On n’a pas besoin d’apprécier un disque en connaissant je ne sais quels codes absurdes : on est touché par une musique ou pas, tu l’as été et j’en suis ravi. J’ai l’impression avec le recul que l’époque de cet enregistrement représente quelque chose que nous ne retrouverons plus jamais ! L’enregistrement d’un 1er album pour un label ma foi important dans le milieu métal ; l’enregistrement dans un cadre idyllique au milieu d’une forêt en montagne ; un ingénieur du son parfaitement impliqué dans l’enregistrement qui ne bossait pas pour les thunes et qui en pleine nuit déroulait des câbles d’une trentaine de mètres pour que nous puissions enregistrer les cris de Mère Nature en pleine copulation tellurique; le neige le matin quand on se levait pour partir, non pas seulement enregistrer un disque, mais véritablement participer à la mise en œuvre de chants comme si nous avions été possédés par les esprits du lieu ( esprits des bois êtes vous là ), comme si nous avions été les réceptacles de ce qui existait autour de nous pour lui donner une forme humaine; des morceaux improvisés sans de satanés métronomes ou boîtes à rythmes ; une osmose totale entre nos êtres et tout ce qui nous entourait. Avec le recul je ne changerais absolument rien si ce n’est un ou deux morceaux que nous avions voulu différents des versions démos et que nous avons quelque peu dénaturé ( je pense notamment à « Ode aux lointains souverains et « Keridwen » qui est devenu « Hantaoma » que nous avons quelque peu gâché). Mais des morceaux comme « Esprits des bois » et surtout « La chasse au cerf » ont été pleinement recomposés et je n’y changerais absolument rien.
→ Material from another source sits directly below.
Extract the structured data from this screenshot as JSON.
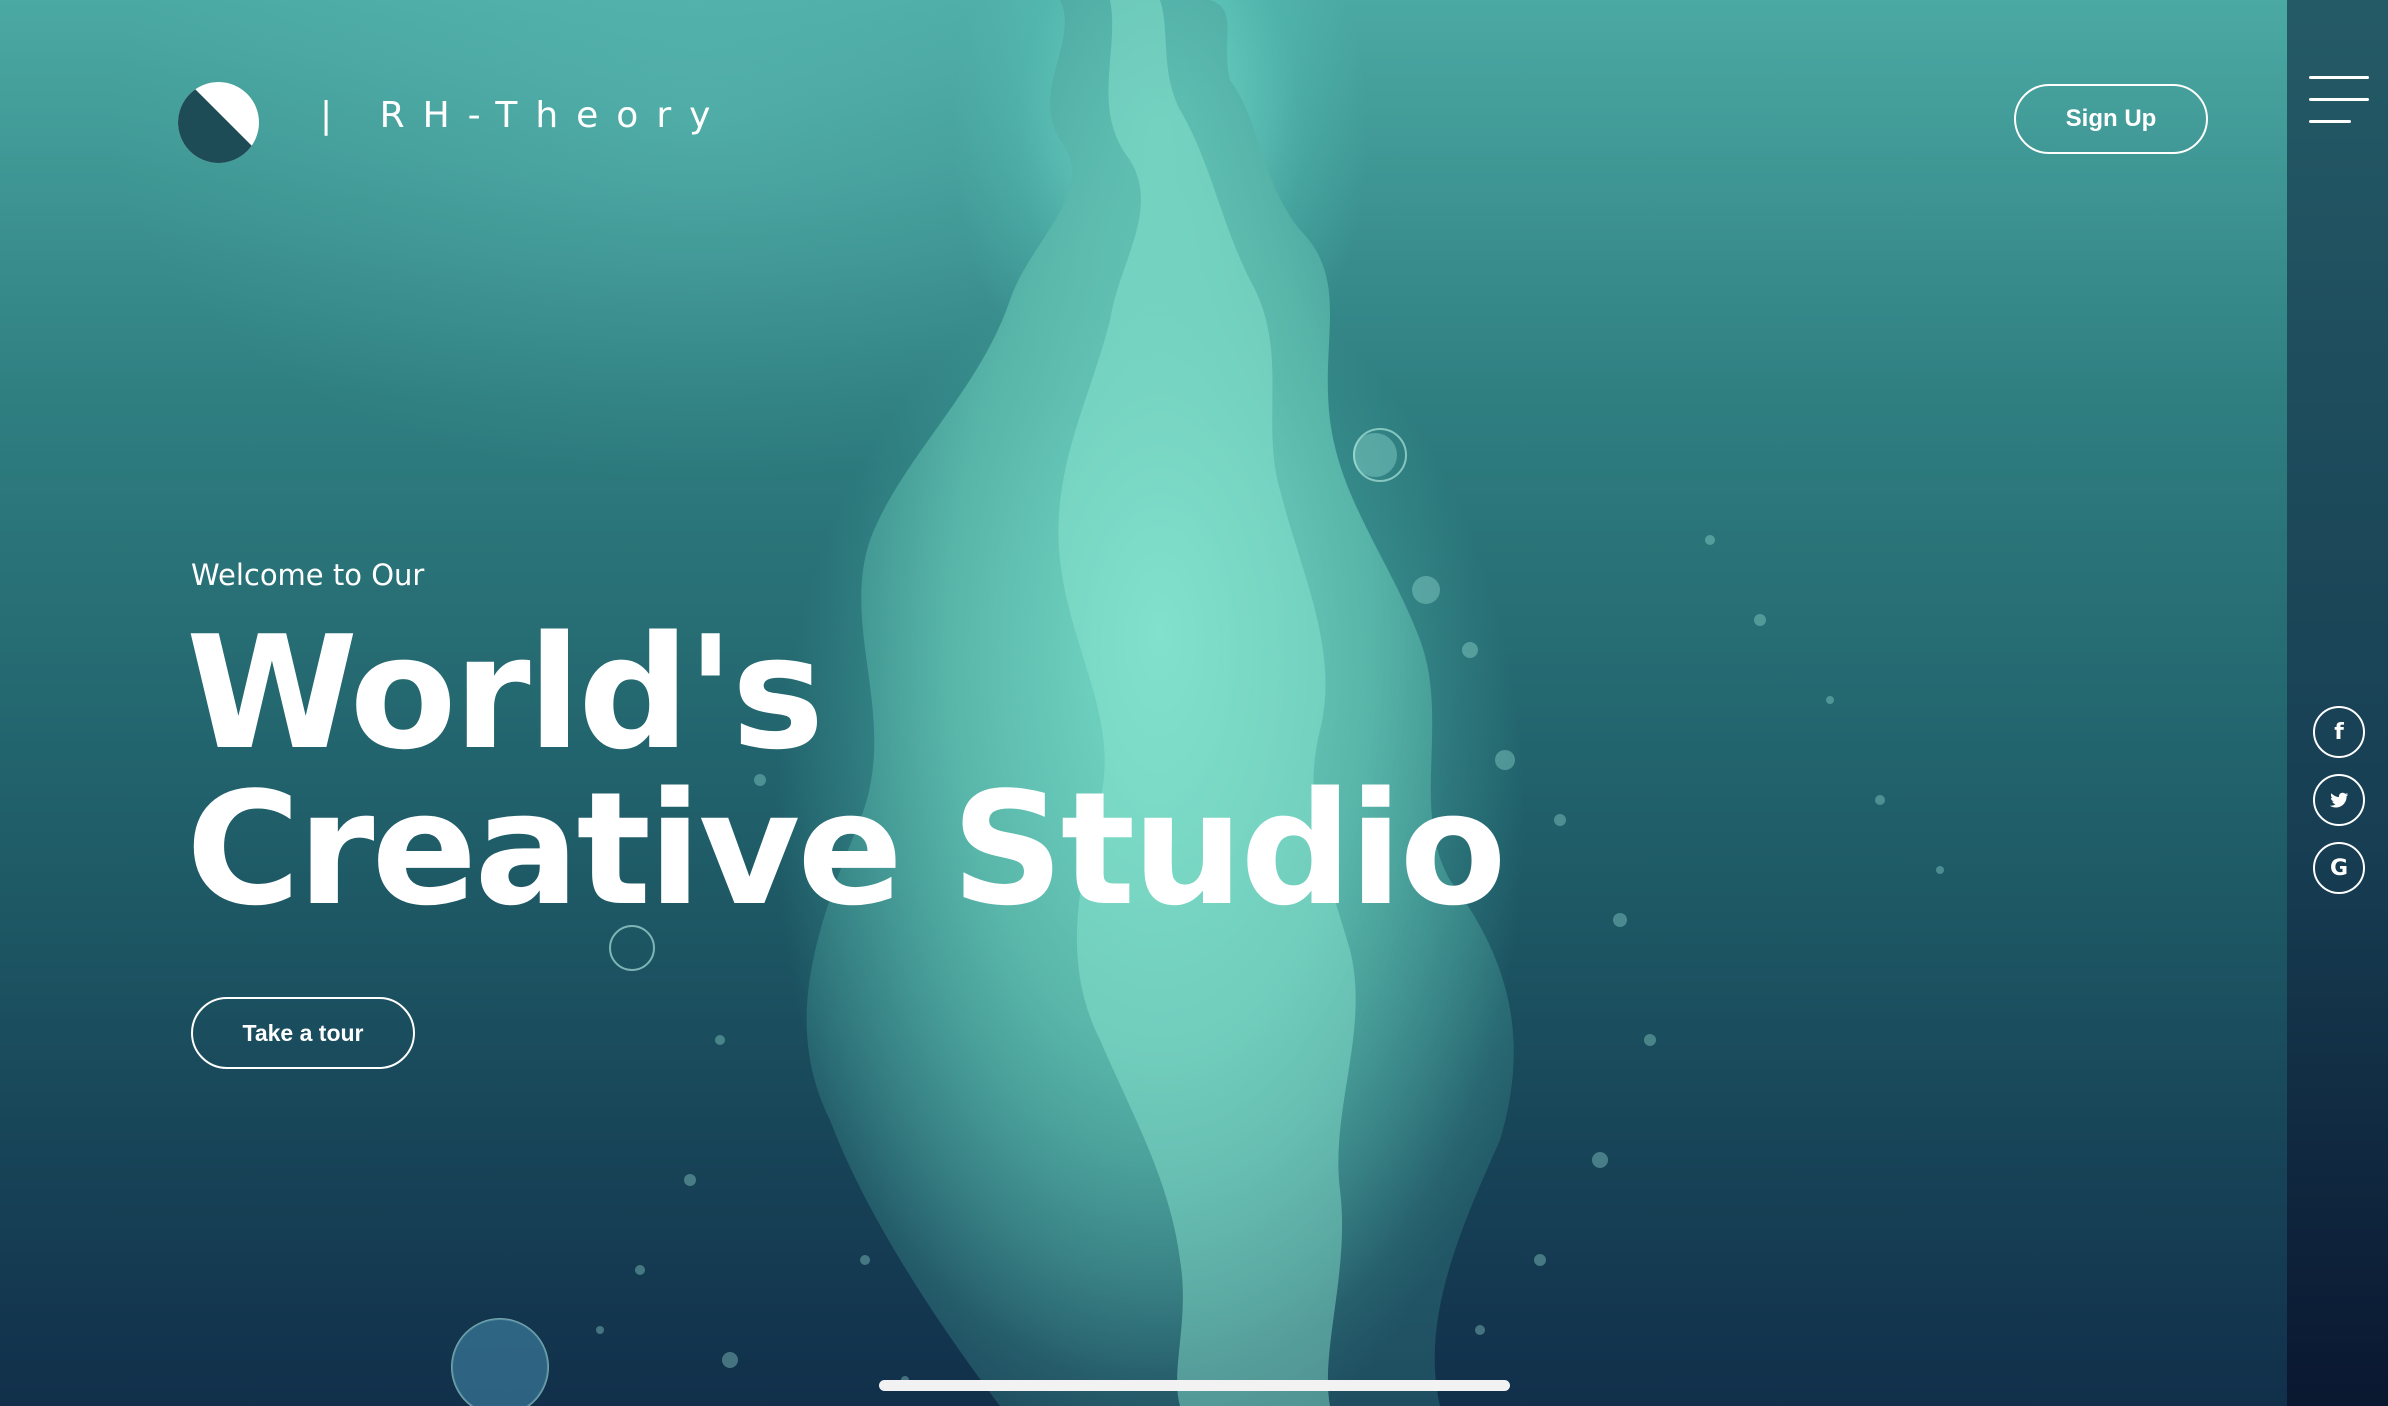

Le fait de porter des masques renvoie exactement à ce que je viens de dire : ils signifient en quelque sorte une sorte de métamorphose en ces esprits évoqués plus haut, une consubstantiation entre ces Hantaoma et nous-mêmes comme si nous donnions formes humaines à ces entités invisibles. C’était une personnalisation de ces « Hantaomas » ces fantômes, ces esprits de la nature… C’est pour cela que j’ai été fortement exaspéré par un certain nombre de personnes qui semblaient ne rien avoir compris au concept derrière le groupe. Rien ne m’énervait autant que d’entendre dire qu’on jouait une musique marrante, nous avons été assimilés aux bons paysans du Sud Ouest. On nous ressort encore le coup des espadrilles, des bérets ( encore pour les chroniques pour la sortie de « Malombra » du groupe Hantaoma) ! Qu’on puisse ne pas aimer notre musique, c’est entièrement normal et je ne vais jamais m’en prendre à quelqu’un qui n’aime pas à partir du moment où il ne dénature pas ce qui est derrière : on jouait une musique que l’on avait qualifié de « païenne » car notre concept obéissait à une thématique empreinte de toute cette mythologie d’esprit invisibles, de discours mythologiques liés à une certaine conception de la Nature.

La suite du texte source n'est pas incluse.